- Theatrical release poster
- Directed by: Cy Endfield (as Charles de Lautour)
- Written by: Cy Endfield (as Jonathan Roach) Lawrence Huntington
- Story by: Carl Nystrom Robert S. Baker
- Produced by: Robert S. Baker Monty Berman
- Starring: Arthur Kennedy Constance Smith Joy Shelton
- Cinematography: Jonah Jones
- Edited by: Jack Slade
- Music by: Stanley Black
- Production company: Tempean Films
- Distributed by: Eros Films
- Release date: 1954;
- Running time: 81 minutes
- Country: United Kingdom
- Language: English

= Impulse (1954 film) =

British film noir by Cy Endfield

Impulse is a 1954 British second feature film noir directed by Cy Endfield (as "Charles de Lautour") and starring Arthur Kennedy, Constance Smith and Joy Shelton. It was written by Endfield (as "Jonathan Roach") and Lawrence Huntington from an original story by Carl Nystrom and Robert S. Baker.

==Plot==
Alan Curtis is an American estate agent living in England, dissatisfied with his humdrum life. With his wife Elizabeth on a short break visiting her mother, he gives a lift to sultry nightclub singer Lila when he finds her stranded on the road at night. Curtis becomes romantically involved with her and Lila tells him that her brother is in trouble over a jewel robbery.

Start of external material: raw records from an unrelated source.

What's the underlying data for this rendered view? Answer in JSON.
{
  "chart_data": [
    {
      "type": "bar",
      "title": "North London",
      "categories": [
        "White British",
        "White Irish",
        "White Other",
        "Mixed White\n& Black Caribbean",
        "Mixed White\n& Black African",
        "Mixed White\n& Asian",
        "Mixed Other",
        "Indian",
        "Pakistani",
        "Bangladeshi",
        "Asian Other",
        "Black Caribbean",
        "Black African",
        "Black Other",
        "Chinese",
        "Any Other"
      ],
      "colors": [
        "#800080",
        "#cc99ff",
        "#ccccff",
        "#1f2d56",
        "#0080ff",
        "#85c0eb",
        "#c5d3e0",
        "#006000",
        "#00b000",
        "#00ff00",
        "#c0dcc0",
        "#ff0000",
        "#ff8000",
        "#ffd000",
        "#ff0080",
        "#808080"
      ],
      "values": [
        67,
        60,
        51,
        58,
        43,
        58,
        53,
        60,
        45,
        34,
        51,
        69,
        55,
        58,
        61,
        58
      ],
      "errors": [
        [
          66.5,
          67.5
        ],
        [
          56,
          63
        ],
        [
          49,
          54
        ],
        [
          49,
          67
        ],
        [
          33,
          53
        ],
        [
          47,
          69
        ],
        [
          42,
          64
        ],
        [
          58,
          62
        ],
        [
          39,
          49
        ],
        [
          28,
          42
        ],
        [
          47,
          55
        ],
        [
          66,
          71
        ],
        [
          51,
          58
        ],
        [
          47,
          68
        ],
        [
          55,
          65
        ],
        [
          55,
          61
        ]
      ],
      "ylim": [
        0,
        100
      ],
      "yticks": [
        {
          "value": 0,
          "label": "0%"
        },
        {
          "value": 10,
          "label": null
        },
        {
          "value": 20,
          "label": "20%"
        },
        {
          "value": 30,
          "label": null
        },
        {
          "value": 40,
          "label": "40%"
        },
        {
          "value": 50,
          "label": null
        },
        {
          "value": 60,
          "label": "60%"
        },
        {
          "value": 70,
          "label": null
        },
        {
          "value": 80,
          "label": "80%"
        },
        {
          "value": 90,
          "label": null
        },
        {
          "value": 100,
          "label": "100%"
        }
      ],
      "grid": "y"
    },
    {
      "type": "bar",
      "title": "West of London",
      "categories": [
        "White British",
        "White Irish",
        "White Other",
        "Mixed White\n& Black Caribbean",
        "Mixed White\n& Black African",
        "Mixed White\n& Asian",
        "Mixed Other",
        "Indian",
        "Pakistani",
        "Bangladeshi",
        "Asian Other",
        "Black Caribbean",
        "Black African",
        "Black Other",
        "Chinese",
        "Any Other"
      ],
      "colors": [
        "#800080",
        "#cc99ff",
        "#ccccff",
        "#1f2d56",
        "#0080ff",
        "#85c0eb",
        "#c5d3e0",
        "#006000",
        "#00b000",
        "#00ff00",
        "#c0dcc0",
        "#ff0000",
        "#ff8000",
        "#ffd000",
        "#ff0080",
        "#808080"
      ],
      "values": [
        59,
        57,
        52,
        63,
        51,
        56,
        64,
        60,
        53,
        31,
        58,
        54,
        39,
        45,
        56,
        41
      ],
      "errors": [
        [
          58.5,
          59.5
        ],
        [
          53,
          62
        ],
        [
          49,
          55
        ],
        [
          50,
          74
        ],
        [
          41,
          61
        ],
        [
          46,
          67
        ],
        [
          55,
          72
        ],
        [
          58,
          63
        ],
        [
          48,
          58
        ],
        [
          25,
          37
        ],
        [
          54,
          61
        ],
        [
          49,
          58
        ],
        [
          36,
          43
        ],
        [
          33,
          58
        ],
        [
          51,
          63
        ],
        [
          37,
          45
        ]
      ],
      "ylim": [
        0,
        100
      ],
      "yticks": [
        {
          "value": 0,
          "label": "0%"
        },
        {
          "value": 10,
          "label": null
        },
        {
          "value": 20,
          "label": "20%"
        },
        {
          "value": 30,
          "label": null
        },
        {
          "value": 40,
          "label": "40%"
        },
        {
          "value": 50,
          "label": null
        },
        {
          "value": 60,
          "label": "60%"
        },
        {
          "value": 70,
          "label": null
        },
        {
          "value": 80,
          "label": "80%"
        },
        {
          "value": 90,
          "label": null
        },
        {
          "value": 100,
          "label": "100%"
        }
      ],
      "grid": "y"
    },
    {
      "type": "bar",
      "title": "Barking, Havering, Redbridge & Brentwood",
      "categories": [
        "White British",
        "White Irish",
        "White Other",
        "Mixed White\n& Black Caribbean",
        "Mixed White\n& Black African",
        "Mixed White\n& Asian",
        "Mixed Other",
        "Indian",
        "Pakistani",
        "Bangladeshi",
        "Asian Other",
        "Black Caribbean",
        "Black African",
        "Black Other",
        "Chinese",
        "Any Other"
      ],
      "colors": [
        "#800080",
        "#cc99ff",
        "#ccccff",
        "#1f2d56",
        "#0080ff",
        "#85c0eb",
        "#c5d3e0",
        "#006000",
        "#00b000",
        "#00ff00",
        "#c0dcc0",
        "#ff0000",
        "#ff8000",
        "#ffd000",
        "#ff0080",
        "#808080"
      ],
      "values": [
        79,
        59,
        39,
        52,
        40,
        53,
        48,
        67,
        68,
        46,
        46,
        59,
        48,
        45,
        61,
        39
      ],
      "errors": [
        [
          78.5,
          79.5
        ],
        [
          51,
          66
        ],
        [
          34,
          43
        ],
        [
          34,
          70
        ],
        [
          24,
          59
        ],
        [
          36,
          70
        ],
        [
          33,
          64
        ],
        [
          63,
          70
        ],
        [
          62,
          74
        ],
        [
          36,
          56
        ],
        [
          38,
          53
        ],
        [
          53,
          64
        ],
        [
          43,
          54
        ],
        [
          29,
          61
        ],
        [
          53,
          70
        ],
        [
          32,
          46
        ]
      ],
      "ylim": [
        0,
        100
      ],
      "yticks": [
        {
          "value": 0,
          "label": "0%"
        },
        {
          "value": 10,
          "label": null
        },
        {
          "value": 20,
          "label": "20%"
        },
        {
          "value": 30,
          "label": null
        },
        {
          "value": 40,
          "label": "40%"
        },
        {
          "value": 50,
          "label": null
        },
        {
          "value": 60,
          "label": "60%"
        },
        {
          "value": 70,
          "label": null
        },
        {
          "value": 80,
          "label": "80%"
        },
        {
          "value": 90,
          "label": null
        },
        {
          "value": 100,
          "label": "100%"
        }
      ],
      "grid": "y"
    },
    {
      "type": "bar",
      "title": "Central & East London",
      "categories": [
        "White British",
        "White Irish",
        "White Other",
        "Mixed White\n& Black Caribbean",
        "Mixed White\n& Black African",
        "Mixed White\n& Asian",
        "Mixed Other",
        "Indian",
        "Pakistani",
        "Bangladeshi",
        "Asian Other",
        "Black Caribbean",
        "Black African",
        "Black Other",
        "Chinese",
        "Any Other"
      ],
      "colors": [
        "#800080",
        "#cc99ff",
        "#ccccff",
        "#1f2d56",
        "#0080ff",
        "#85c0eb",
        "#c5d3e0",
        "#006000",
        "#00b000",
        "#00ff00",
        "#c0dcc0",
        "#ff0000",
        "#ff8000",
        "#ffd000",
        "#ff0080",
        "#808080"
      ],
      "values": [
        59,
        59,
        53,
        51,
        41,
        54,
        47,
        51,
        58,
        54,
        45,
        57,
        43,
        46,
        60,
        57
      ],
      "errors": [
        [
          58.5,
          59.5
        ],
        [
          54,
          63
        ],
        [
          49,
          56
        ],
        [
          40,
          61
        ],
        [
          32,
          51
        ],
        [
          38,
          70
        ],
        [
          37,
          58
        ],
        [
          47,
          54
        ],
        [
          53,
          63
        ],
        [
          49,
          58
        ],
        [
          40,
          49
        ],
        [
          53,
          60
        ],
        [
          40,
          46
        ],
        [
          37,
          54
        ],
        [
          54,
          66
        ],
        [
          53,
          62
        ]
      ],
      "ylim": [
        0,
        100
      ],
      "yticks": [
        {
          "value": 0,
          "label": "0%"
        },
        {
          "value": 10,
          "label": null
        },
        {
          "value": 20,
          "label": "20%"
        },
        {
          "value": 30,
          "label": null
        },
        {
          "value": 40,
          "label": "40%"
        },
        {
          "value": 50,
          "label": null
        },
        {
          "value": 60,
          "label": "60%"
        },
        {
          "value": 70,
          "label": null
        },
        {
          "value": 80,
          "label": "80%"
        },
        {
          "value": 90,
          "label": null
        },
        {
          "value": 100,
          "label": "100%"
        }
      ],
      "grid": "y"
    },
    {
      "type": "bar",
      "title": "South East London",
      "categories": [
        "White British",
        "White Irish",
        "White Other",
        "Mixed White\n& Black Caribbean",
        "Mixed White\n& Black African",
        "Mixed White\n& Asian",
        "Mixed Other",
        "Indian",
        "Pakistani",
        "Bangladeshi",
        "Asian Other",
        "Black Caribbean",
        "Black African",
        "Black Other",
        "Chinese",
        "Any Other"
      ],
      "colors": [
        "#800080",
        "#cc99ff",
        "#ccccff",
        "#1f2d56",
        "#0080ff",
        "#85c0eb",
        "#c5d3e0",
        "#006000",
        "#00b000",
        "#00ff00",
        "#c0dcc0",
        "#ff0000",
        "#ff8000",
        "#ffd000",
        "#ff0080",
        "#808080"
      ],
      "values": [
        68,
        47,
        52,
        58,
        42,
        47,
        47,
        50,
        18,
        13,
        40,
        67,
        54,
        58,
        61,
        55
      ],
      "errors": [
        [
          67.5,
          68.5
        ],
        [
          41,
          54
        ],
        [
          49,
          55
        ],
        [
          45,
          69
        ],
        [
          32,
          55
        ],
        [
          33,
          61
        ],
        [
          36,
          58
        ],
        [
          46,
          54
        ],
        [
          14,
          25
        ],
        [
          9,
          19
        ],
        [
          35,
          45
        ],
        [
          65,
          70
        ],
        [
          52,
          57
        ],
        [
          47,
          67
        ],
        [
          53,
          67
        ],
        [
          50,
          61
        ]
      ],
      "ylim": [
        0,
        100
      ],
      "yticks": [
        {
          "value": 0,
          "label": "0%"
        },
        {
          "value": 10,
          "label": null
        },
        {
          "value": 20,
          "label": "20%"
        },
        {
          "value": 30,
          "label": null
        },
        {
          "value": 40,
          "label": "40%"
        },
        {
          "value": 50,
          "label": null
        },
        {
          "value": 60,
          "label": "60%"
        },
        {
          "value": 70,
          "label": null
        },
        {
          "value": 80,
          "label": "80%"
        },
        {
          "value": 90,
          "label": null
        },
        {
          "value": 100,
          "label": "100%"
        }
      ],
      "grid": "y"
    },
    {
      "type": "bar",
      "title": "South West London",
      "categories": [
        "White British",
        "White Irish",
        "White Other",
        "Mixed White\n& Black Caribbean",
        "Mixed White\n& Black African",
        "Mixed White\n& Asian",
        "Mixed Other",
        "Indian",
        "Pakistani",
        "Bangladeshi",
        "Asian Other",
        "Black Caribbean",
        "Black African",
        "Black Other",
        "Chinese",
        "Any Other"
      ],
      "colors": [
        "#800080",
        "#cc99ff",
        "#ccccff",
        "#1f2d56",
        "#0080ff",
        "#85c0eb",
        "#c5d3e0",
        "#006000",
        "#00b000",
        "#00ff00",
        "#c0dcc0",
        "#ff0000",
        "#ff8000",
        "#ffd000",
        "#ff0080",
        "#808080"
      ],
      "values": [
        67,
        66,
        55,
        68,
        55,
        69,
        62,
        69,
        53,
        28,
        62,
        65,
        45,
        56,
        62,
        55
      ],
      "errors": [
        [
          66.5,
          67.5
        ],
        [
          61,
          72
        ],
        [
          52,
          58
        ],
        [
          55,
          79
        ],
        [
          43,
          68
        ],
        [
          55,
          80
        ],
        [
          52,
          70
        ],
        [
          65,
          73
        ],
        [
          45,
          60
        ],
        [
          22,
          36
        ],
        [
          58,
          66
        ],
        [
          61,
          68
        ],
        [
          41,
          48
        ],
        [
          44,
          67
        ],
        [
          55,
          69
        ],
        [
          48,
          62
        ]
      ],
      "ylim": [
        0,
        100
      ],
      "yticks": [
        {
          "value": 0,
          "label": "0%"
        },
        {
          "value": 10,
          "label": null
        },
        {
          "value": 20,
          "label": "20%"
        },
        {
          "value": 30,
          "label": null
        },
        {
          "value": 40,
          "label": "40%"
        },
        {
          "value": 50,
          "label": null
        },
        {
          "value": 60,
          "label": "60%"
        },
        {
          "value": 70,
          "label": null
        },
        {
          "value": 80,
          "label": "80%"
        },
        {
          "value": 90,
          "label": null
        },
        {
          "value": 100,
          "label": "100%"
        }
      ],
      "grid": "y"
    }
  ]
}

In reality Lila wants the stolen stones for herself. She tricks the wayward Curtis into believing that he killed a man so that he buys them two tickets out of the country. He decides that it is better to face the music, opting to stay and confess. Lila, too, reconsiders, staying with Curtis until his name is cleared. After the true killers are revealed, Lila goes to jail as a participant in the robbery and Curtis returns to his wife, who forgives him.

==Cast==
- Arthur Kennedy as Alan Curtis
- Constance Smith as Lila
- Joy Shelton as Elizabeth Curtis
- Jack Allen as Freddie
- James Carney as Jack Forrester
- Cyril Chamberlain as Gray
- Cameron Hall as Joe
- Bruce Beeby as Harry Winters
- Charles Lamb as Palmer
- Sam Kydd as ticket inspector
- Kenneth Cope as hotel desk clerk
- Michael Balfour as sailor
- John Horsley as police officer
- Peter Swanwick as ship's captain
- Victor Harrington as nightclub patron
- Guy Standeven as nightclub patron
- Jean St Clair as Curtis' next-door neighbour

==Production==
The film was shot at Nettlefold Studios, Walton-on-Thames, Surrey, with sets designed by art director Wilfred Arnold.

Endfield had come to work in Britain to escape the Hollywood blacklist. In order for him to direct, the Association of Cine Technicians (ACT) required that a paid ACT "dummy" director be appointed, to do nothing on set, but to be credited with direction; Endfield chose documentary filmmaker Charles de Lautour, whom he paid £35 a week.

==Critical reception==
Monthly Film Bulletin said "Characteristic British crime melodrama. The story is by no means completely convincing, but is made reasonably credible by a standard of acting somewhat above the average for a production of this type."

Film historians Steve Chibnall and Brian McFarlane praised Kennedy's performance and said "This detailed and un-showy study of a man tempted away from a comfortable but dull rut is one of the subtlest to be found in the 'B' film ranks."

In British Sound Films: The Studio Years 1928–1959 David Quinlan rated the film as "average", writing: "Ordinary thriller at least keeps you guessing."

The Radio Times Guide to Films gave the film 2/5 stars, writing: "This is a routine British second-feature, although Arthur Kennedy is a cut above the average imported American lead. Kennedy has a fling with nightclub singer Constance Smith, who involves him in a crime. Screenwriter "Jonathan Roach" is actually Cy Endfield, taking refuge in the UK from the McCarthy witch-hunts, while Charles de Lautour took credit for Endfield as director."